Mind you this is a tricky exercise. For instance, I often travel with a colleague who hates paying much for airfares. He’s always willing to suffer the indignities of low-cost airlines for a cheaper ticket. I prefer easier interactions, particularly early in the morning and late at night, and I’m willing to pay for it. We do more or less the same work, work in the same peer group, have very similar social life styles; and yet we have two entirely different stable preferences, which has a huge impact on airlines.

Getting it right or wrong on fundamental customer preferences has the largest impact on the future of your company—by far. I’ve been observing the auto industry for more than 20 years, and have seen how Toyota has clearly focused on people’s preferences for durability, fuel efficiency and resale VALUE. French automakers, by contrast, have gambled on style. U.S. automakers on power. Clearly, we know now who made the right gamble. Every additional car Toyota sold in its long trek to number one was taken from one of its competitors. They chose wisely, and they had the operational capability to deliver on these preferences.

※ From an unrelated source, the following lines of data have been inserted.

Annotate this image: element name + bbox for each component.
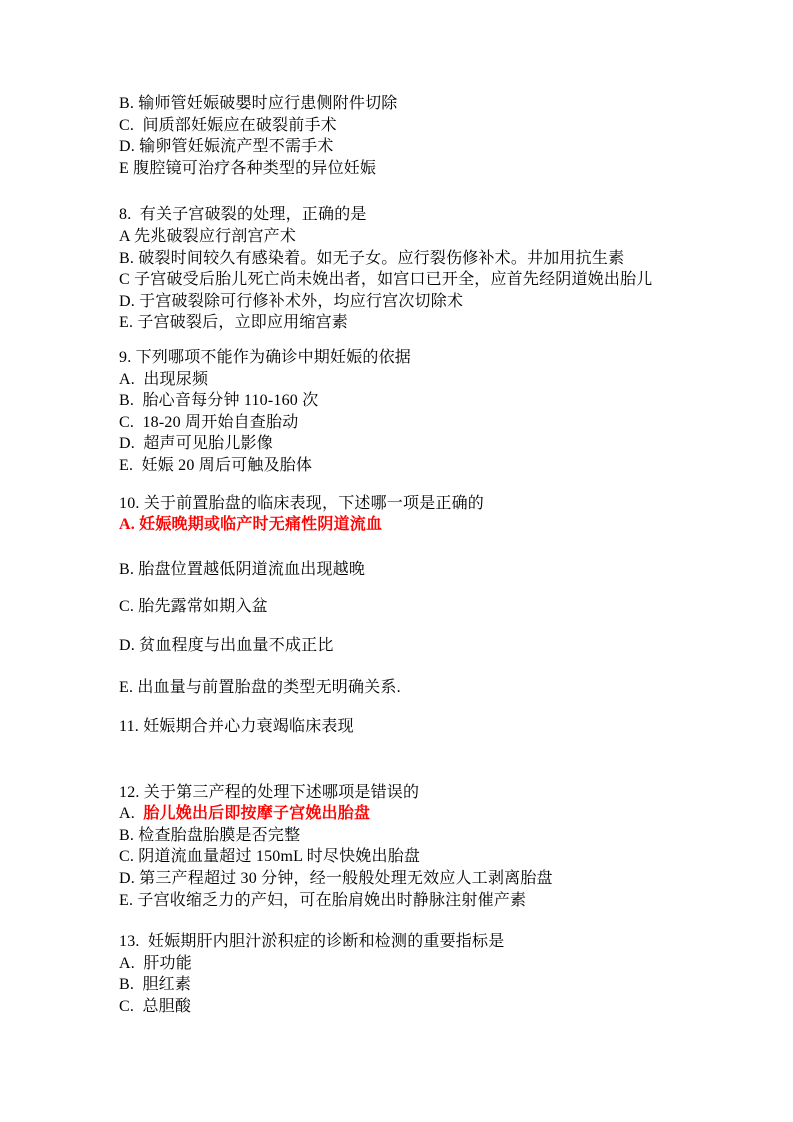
text-segment: A.	[119, 805, 143, 822]
text-segment: D. 于宫破裂除可行修补术外，均应行宫次切除术	[119, 293, 463, 310]
text-segment: 9. 下列哪项不能作为确诊中期妊娠的依据	[119, 349, 411, 366]
option-line: E. 子宫收缩乏力的产妇，可在胎肩娩出时静脉注射催产素	[119, 890, 738, 912]
document-body: B. 输师管妊娠破嬰时应行患侧附件切除C. 间质部妊娠应在破裂前手术D. 输卵管…	[119, 93, 738, 1018]
option-line: A. 肝功能	[119, 953, 738, 975]
text-segment: D. 第三产程超过 30 分钟，经一般般处理无效应人工剥离胎盘	[119, 870, 553, 887]
answer-text: A. 妊娠晚期或临产时无痛性阴道流血	[119, 516, 382, 533]
question-title: 11. 妊娠期合并心力衰竭临床表现	[119, 716, 738, 738]
option-line: D. 贫血程度与出血量不成正比	[119, 635, 738, 657]
text-segment: C. 阴道流血量超过 150mL 时尽快娩出胎盘	[119, 848, 420, 865]
text-segment: D. 输卵管妊娠流产型不需手术	[119, 138, 334, 155]
text-segment: A. 肝功能	[119, 955, 192, 972]
document-page: B. 输师管妊娠破嬰时应行患侧附件切除C. 间质部妊娠应在破裂前手术D. 输卵管…	[0, 0, 793, 1122]
answer-text: 胎儿娩出后即按摩子宫娩出胎盘	[143, 805, 370, 822]
text-segment: 8. 有关子宫破裂的处理，正确的是	[119, 206, 367, 223]
text-segment: B. 输师管妊娠破嬰时应行患侧附件切除	[119, 95, 397, 112]
option-line: C. 间质部妊娠应在破裂前手术	[119, 115, 738, 137]
text-segment: C. 总胆酸	[119, 998, 191, 1015]
option-line: A. 出现尿频	[119, 369, 738, 391]
option-line: D. 超声可见胎儿影像	[119, 433, 738, 455]
question-title: 8. 有关子宫破裂的处理，正确的是	[119, 204, 738, 226]
option-line: B. 输师管妊娠破嬰时应行患侧附件切除	[119, 93, 738, 115]
text-segment: B. 胆红素	[119, 976, 191, 993]
answer-highlight: A. 妊娠晚期或临产时无痛性阴道流血	[119, 514, 738, 536]
option-line: D. 于宫破裂除可行修补术外，均应行宫次切除术	[119, 291, 738, 313]
text-segment: E. 妊娠 20 周后可触及胎体	[119, 457, 312, 474]
option-line: B. 胆红素	[119, 974, 738, 996]
answer-highlight-mixed: A. 胎儿娩出后即按摩子宫娩出胎盘	[119, 803, 738, 825]
option-line: C. 总胆酸	[119, 996, 738, 1018]
option-line: C 子宫破受后胎儿死亡尚未娩出者，如宫口已开全，应首先经阴道娩出胎儿	[119, 269, 738, 291]
question-title: 12. 关于第三产程的处理下述哪项是错误的	[119, 782, 738, 804]
text-segment: C. 胎先露常如期入盆	[119, 598, 268, 615]
option-line: B. 胎心音每分钟 110-160 次	[119, 390, 738, 412]
text-segment: B. 胎盘位置越低阴道流血出现越晚	[119, 561, 365, 578]
option-line: D. 第三产程超过 30 分钟，经一般般处理无效应人工剥离胎盘	[119, 868, 738, 890]
text-segment: D. 超声可见胎儿影像	[119, 435, 273, 452]
option-line: E. 妊娠 20 周后可触及胎体	[119, 455, 738, 477]
text-segment: 10. 关于前置胎盘的临床表现，下述哪一项是正确的	[119, 495, 484, 512]
text-segment: B. 检查胎盘胎膜是否完整	[119, 827, 300, 844]
text-segment: C. 18-20 周开始自查胎动	[119, 414, 298, 431]
text-segment: A. 出现尿频	[119, 371, 208, 388]
option-line: C. 18-20 周开始自查胎动	[119, 412, 738, 434]
text-segment: A 先兆破裂应行剖宫产术	[119, 228, 296, 245]
text-segment: E 腹腔镜可治疗各种类型的异位妊娠	[119, 160, 376, 177]
text-segment: C. 间质部妊娠应在破裂前手术	[119, 117, 337, 134]
option-line: D. 输卵管妊娠流产型不需手术	[119, 136, 738, 158]
option-line: E. 出血量与前置胎盘的类型无明确关系.	[119, 677, 738, 699]
question-title: 10. 关于前置胎盘的临床表现，下述哪一项是正确的	[119, 493, 738, 515]
text-segment: 11. 妊娠期合并心力衰竭临床表现	[119, 718, 354, 735]
option-line: E. 子宫破裂后，立即应用缩宫素	[119, 312, 738, 334]
text-segment: D. 贫血程度与出血量不成正比	[119, 637, 334, 654]
text-segment: 12. 关于第三产程的处理下述哪项是错误的	[119, 784, 419, 801]
option-line: B. 破裂时间较久有感染着。如无子女。应行裂伤修补术。井加用抗生素	[119, 248, 738, 270]
option-line: B. 检查胎盘胎膜是否完整	[119, 825, 738, 847]
text-segment: B. 破裂时间较久有感染着。如无子女。应行裂伤修补术。井加用抗生素	[119, 250, 624, 267]
option-line: A 先兆破裂应行剖宫产术	[119, 226, 738, 248]
text-segment: E. 子宫破裂后，立即应用缩宫素	[119, 314, 348, 331]
text-segment: E. 出血量与前置胎盘的类型无明确关系.	[119, 679, 401, 696]
question-title: 9. 下列哪项不能作为确诊中期妊娠的依据	[119, 347, 738, 369]
text-segment: E. 子宫收缩乏力的产妇，可在胎肩娩出时静脉注射催产素	[119, 892, 526, 909]
text-segment: B. 胎心音每分钟 110-160 次	[119, 392, 318, 409]
option-line: C. 阴道流血量超过 150mL 时尽快娩出胎盘	[119, 846, 738, 868]
option-line: C. 胎先露常如期入盆	[119, 596, 738, 618]
option-line: B. 胎盘位置越低阴道流血出现越晚	[119, 559, 738, 581]
text-segment: 13. 妊娠期肝内胆汁淤积症的诊断和检测的重要指标是	[119, 933, 504, 950]
question-title: 13. 妊娠期肝内胆汁淤积症的诊断和检测的重要指标是	[119, 931, 738, 953]
option-line: E 腹腔镜可治疗各种类型的异位妊娠	[119, 158, 738, 180]
text-segment: C 子宫破受后胎儿死亡尚未娩出者，如宫口已开全，应首先经阴道娩出胎儿	[119, 271, 652, 288]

But shouldn’t we compete on all dimensions? Ideally, yes. Toyota is now saying it must also work on design and performance, and indeed a product should compete on all preferences. But we all know that at the operational level reality exists. And in fact reality resists. Choices must be made. Who wins when you are faced with a trade-off between a more stylish line or a known robust standard for a headlight? Or any other clear choice in understanding and serving your customer’s specific preferences? Which way do you go? If you want to make things that customers simply won’t buy, the best way to get there is to be unclear about the customer preferences you’re pursuing and the way you will translate this operationally into clear offerings.

[Next week’s column on VALUE will explore how to meet this challenge.]


2 Comments | Post a Comment
Jair Reitsma March 27, 2013
Michael, as an agency whose mission to protect and restore fish and wildlife for the benefit of all citizens, while still providing recreational and commercial experiences to some of those citizens, how do we apply this question to our situation?  Clearly, there is a need to listen to our actual customers (those that actually pay for a specific privilege associated with fishing or hunting, or an outdoor activity), but there are also taxpayers who contribute to an ever decreasing share of our budget, who expect to see fish and wildlife in perpetuity.  How do we define that they all are receiving value?  Some people who fit in the latter category might not even know we exist.

(Employee with the Washington Department of Fish and Wildlife) 
Michael Ballé March 29, 2013
Wow - thanks for your comment. I have own up upfront that I have no experience in any similar problems, so I wouldn't know what to say. It sounds like you have multiple stakeholders in a loosely defined problem, so my hunch would be start with ouctome definition. Have you come across scenario planning? Adam Kahane has recently published a couple of excellent books about using a lab situation with representatives of stakeholders to define possible outcomes (essentially what Toyota's senior management did to decide go/No Go for their Lexus program). The issue, I suspect is to transform a vision of outcomes (problem framing) into a few specific deliverables (problem solving). To relate to the column, a model of each of your stakeholders (whether on paper or in a lab situation) preferences, and how to frame a possible outcome. Good luck! Let me know how it turns out!